Storey still needs to watch what she eats and make sure she sleeps well. His UC is still there. But at the same time, she no longer lets her consume her or worry her on a daily basis. If anything happens, she can count on the supports she has built. If Storey has any regrets, it’s because she didn’t start looking for support until she got really sick. She recommends reaching out earlier for help with more minor issues, like what’s good to eat on a bad day.
“You don’t have to have a terrible push to profit from what people are saying,” she says. “This is where you’ll feel most comfortable asking for support when you really need it.”
In addition to researching organizations, Storey found support for reading other people’s stories online. She says it can help just open up and talk about UC with people around you. She didn’t do this at first, but once she did, she was surprised at how many people could understand or knew someone else who could.
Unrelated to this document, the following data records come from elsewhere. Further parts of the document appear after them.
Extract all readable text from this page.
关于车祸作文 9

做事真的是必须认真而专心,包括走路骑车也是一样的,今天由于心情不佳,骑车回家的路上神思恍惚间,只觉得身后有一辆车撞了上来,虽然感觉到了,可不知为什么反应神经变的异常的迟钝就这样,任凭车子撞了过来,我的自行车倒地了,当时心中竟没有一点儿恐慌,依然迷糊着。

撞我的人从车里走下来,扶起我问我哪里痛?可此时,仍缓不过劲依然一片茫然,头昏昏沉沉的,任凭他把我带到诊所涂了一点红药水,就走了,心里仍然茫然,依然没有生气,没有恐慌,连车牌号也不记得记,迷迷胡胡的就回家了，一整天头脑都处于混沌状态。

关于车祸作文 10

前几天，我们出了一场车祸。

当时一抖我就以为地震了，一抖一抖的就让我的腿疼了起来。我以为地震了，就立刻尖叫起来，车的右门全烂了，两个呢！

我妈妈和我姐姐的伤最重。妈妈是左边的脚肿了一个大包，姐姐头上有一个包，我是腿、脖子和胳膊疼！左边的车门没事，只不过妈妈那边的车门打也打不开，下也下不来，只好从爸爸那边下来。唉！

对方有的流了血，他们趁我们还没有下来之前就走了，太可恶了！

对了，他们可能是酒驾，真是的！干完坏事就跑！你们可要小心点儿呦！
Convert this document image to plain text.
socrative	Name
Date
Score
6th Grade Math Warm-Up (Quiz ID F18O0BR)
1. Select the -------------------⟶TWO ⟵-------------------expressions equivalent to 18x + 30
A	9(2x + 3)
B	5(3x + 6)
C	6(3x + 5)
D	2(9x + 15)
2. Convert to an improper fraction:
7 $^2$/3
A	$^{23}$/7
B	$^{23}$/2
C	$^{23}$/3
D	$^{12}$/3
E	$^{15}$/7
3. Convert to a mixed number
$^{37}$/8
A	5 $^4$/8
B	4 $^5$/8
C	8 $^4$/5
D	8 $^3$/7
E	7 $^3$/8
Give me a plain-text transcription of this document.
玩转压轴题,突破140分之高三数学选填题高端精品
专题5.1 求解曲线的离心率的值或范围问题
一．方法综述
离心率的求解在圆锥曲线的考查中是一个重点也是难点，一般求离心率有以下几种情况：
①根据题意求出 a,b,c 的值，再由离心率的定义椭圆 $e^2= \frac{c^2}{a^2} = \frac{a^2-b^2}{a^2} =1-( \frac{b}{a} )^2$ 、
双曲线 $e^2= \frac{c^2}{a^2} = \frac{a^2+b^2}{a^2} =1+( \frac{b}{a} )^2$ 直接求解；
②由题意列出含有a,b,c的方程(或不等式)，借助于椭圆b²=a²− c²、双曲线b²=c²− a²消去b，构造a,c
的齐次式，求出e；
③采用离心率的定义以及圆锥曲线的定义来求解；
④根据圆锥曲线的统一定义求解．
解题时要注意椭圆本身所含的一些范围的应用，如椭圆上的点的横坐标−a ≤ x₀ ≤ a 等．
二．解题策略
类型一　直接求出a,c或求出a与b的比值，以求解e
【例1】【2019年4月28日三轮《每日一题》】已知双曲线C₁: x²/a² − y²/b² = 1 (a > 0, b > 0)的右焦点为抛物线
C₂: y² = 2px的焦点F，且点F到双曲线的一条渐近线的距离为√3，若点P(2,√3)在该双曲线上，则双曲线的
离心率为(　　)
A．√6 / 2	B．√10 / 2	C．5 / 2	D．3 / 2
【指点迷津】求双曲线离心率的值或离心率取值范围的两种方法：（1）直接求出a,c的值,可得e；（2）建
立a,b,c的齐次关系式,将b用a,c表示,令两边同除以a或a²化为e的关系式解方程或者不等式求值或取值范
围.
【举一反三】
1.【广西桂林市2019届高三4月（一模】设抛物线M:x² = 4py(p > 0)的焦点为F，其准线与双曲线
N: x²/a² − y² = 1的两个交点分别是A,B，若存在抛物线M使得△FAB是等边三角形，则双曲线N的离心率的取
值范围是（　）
“I found that almost everyone I spoke to knew someone else who had it, but that never happened until it was opened,” she says. “You can also find support this way. When you talk about it, you will find resources or friends and it can be supportive for you as well. “
There is no doubt that life with the CPU is not easy. Sarah Lemansky, a Girls with Guts colleague who also has UC, goes through tough times with the help of the community she’s built as well as the strength she’s found in herself.
“There is pressure people put on themselves to get better and be ‘normal’,” says Lemansky. “The pressure to be normal is an important thing. I have decided that I will get there when I get there if I get there.
Lemansky’s advice is to practice patience with yourself. “It’s important to be supportive for yourself at the end of the day,” she says. “Self-patience has been so crucial for me on my journey.”